SOCIAL MEDIA: Digital highs

Anjali Jhangiani
Sunday, 29 December 2019

Social media has got bigger and better this decade resulting in changing the ways of the world.

Social media has got bigger and better this decade resulting in changing the ways of the world. From generating jobs to revolutionising the way people communicate, or rather lead their lives, mining and exploiting personal data to creating a whole new set of mental health disorders, social media has become something you can’t do with or without anymore. Here’s looking at some of the biggest ways it has changed our lives:

According to a report by Risk Based Security, an information security and vulnerability intelligence company, there was a 33.3 per cent rise in data breaches during the first nine months of 2019 than last year. “Your credit card and banking information, passport details, contact information, passwords for various accounts, and even content on your cloud is not as safe as you think it should be. This year, Facebook has repeatedly been careless with user information, leaving it on uprotected servers. In March, they were pulled up for poor password storage management, and now that the company has also acquired Instagram and WhatsApp, the protection of your information on these apps can be flimsy too,” says Shantanu Das, a city-based techie. 

With dwindling attention spans, millennial and GenZ social media users are now using stories as their newsfeed. Snapchat launched the concept of stories in 2013 as ephemeral content that can be viewed only for 24 hours before it disappears. In 2016, Instagram introduced this feature and the following year it was adopted by Facebook as well. 

“Numbers say that stories get double the engagement with users than a post. Using stickers on stories, or adding an activity like a poll can get you more engagement,” says Aditi Shah, social media manager at a PR firm. The average time spent on apps that use stories has doubled after the launch of this feature. The digital world is gradually moving away from text and towards photos and videos. 
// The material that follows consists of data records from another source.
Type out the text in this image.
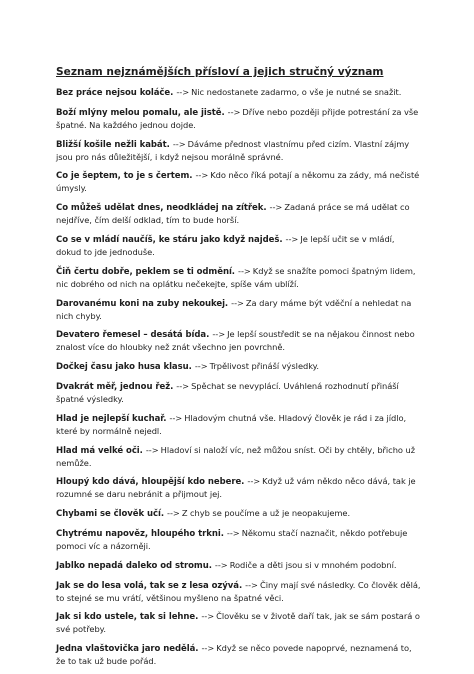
Seznam nejznámějších přísloví a jejich stručný význam
Bez práce nejsou koláče. --> Nic nedostanete zadarmo, o vše je nutné se snažit.
Boží mlýny melou pomalu, ale jistě. --> Dříve nebo později přijde potrestání za vše špatné. Na každého jednou dojde.
Bližší košile nežli kabát. --> Dáváme přednost vlastnímu před cizím. Vlastní zájmy jsou pro nás důležitější, i když nejsou morálně správné.
Co je šeptem, to je s čertem. --> Kdo něco říká potají a někomu za zády, má nečisté úmysly.
Co můžeš udělat dnes, neodkládej na zítřek. --> Zadaná práce se má udělat co nejdříve, čím delší odklad, tím to bude horší.
Co se v mládí naučíš, ke stáru jako když najdeš. --> Je lepší učit se v mládí, dokud to jde jednoduše.
Čiň čertu dobře, peklem se ti odmění. --> Když se snažíte pomoci špatným lidem, nic dobrého od nich na oplátku nečekejte, spíše vám ublíží.
Darovanému koni na zuby nekoukej. --> Za dary máme být vděční a nehledat na nich chyby.
Devatero řemesel – desátá bída. --> Je lepší soustředit se na nějakou činnost nebo znalost více do hloubky než znát všechno jen povrchně.
Dočkej času jako husa klasu. --> Trpělivost přináší výsledky.
Dvakrát měř, jednou řež. --> Spěchat se nevyplácí. Uváhlená rozhodnutí přináší špatné výsledky.
Hlad je nejlepší kuchař. --> Hladovým chutná vše. Hladový člověk je rád i za jídlo, které by normálně nejedl.
Hlad má velké oči. --> Hladoví si naloží víc, než můžou sníst. Oči by chtěly, břicho už nemůže.
Hloupý kdo dává, hloupější kdo nebere. --> Když už vám někdo něco dává, tak je rozumné se daru nebránit a přijmout jej.
Chybami se člověk učí. --> Z chyb se poučíme a už je neopakujeme.
Chytrému napověz, hloupého trkni. --> Někomu stačí naznačit, někdo potřebuje pomoci víc a názorněji.
Jablko nepadá daleko od stromu. --> Rodiče a děti jsou si v mnohém podobní.
Jak se do lesa volá, tak se z lesa ozývá. --> Činy mají své následky. Co člověk dělá, to stejné se mu vrátí, většinou myšleno na špatné věci.
Jak si kdo ustele, tak si lehne. --> Člověku se v životě daří tak, jak se sám postará o své potřeby.
Jedna vlaštovička jaro nedělá. --> Když se něco povede napoprvé, neznamená to, že to tak už bude pořád.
According to Baidu, a Chinese multi-national technology company, at least 50 per cent of searches by 2020 are going to be through images or speech. “This is why you see a platform like TikTok booming with content and activity by people from all spheres of society. The platforms are also giving way to social ecommerce — where influencers collaborate with brands to endorse products on social media,” she adds. 

Playing a digital game on your own is so 2008. In 2018, all of India was obsessed with PUBG, an online multi-player battle royale game developed and published by PUBG Corporation, a subsidiary of South Korean video game company Bluehole. “The availability of 4G made the game a hit in India. Since small towns and villages also have good internet nowadays, you can connect with players from every corner of India in a game. You can play with your Facebook friends and see when they are online to send them a request to join you,” says Umang Vohra, PUBG player, adding, “I got hooked onto the game this year. My friends and I take out time to play at least one game a day. It’s all-for-one, one-for-all kind of game. I have even made new friends just through PUBG,” he says. 

There have been over 20,00,00,000 downloads in India so far, and the numbers are on the rise.